No, it’s not used. The fact you have a pointer to an invalid address doesn’t mean you are accessing the invalid address. And in the specific case we are talking about, the fact that you are dereferencing a pointer to that memory address, doesn’t mean that you are accessing the contents at that address.
Consider this:
type T struct { }
p := (*T)(unsafe.Pointer(uintptr(1)))
*p = T{}
yes, I know, I just forfeited Go’s memory safety guarantee by reaching for unsafe, I understand that, but I couldn’t figure out a way of explicitly assigning a specific and invalid address to p without going thru unsafe.
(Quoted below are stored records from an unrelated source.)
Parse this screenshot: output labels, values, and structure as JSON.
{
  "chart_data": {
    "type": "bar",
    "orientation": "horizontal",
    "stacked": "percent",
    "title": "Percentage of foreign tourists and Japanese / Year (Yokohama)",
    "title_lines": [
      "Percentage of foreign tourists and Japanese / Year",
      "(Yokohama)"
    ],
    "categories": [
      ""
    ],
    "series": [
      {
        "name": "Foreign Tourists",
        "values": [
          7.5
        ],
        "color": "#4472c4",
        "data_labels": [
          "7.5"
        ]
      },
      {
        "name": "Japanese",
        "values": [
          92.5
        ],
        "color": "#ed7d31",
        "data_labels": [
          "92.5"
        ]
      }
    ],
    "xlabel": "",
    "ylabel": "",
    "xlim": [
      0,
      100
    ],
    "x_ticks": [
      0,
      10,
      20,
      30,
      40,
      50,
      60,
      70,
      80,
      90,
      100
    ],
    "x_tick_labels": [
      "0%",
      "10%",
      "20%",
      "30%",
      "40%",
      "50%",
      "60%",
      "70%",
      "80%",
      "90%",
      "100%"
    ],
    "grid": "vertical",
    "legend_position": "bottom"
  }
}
For argument’s sake, let’s just assume that an invalid address like that landed in p, as it was the case before 1.5.
I absolutely hate to reach for this argument, but this program runs:
http://play.golang.org/p/W5JE0ZltJn
while this:
type T struct { n int }
p := (*T)(unsafe.Pointer(uintptr(1)))
*p = T{}
doesn’t:
http://play.golang.org/p/xLbQHrYSuk
It is clear to me why the second one panics, no need to go there.
Where we do not seem to agree is on why the first one doesn’t.
What I’m saying is that the first program does not panic because the program never ever touches the invalid memory address.
As far as I can tell, this is not just an optimization. No code is generated for the “copy” in *p = T{}
because literally nothing is getting copied. The code that is generated is for checking that a nil pointer is not dereferenced. Same goes for reading.
Am I misunderstanding what you are saying?
I think the disagreement is I use examples like this
var t struct{}
tp := &t // address of t
but you use examples of the form
var t *struct{} // nil
The question for the reader is
The part that was left for the reader is why is it safe and legal to take the address of t.Y even if it is known to point beyond the end of the struct, and possibly beyond mapped memory ?
Which starts with the structure
type T struct {
X int
Y struct{}
}
vat t T
t.X consumes some space, and t.Y consumes no space, but by definition the address of t.X and t.Y are not the same, so &t.Y points to some location directly after the end of t.X. Why is that not a problem?
Note that &t.X points to valid memory, because t is of type T, not *T – it’s a value.
I’m sorry if you’re asking a different question, I don’t understand that question.
Ok, i see what the problem is.
To quote the blog post
It is perfectly valid to take the address of t.Y, and as such, the address of t.Y would point beyond the end of the struct!
The explanation for why this is not a violation of Go’s memory safety guarantee is left as an exercise for the reader.
And the answer is, the type of t.Y is struct{}, so even if it &t.Y did overlap some other memory, it would do so with a type that has zero width, so writes to that value would overwrite zero bytes.
I think what you are showing with your examples is what caused the garbage collector to trip up in issue 9401.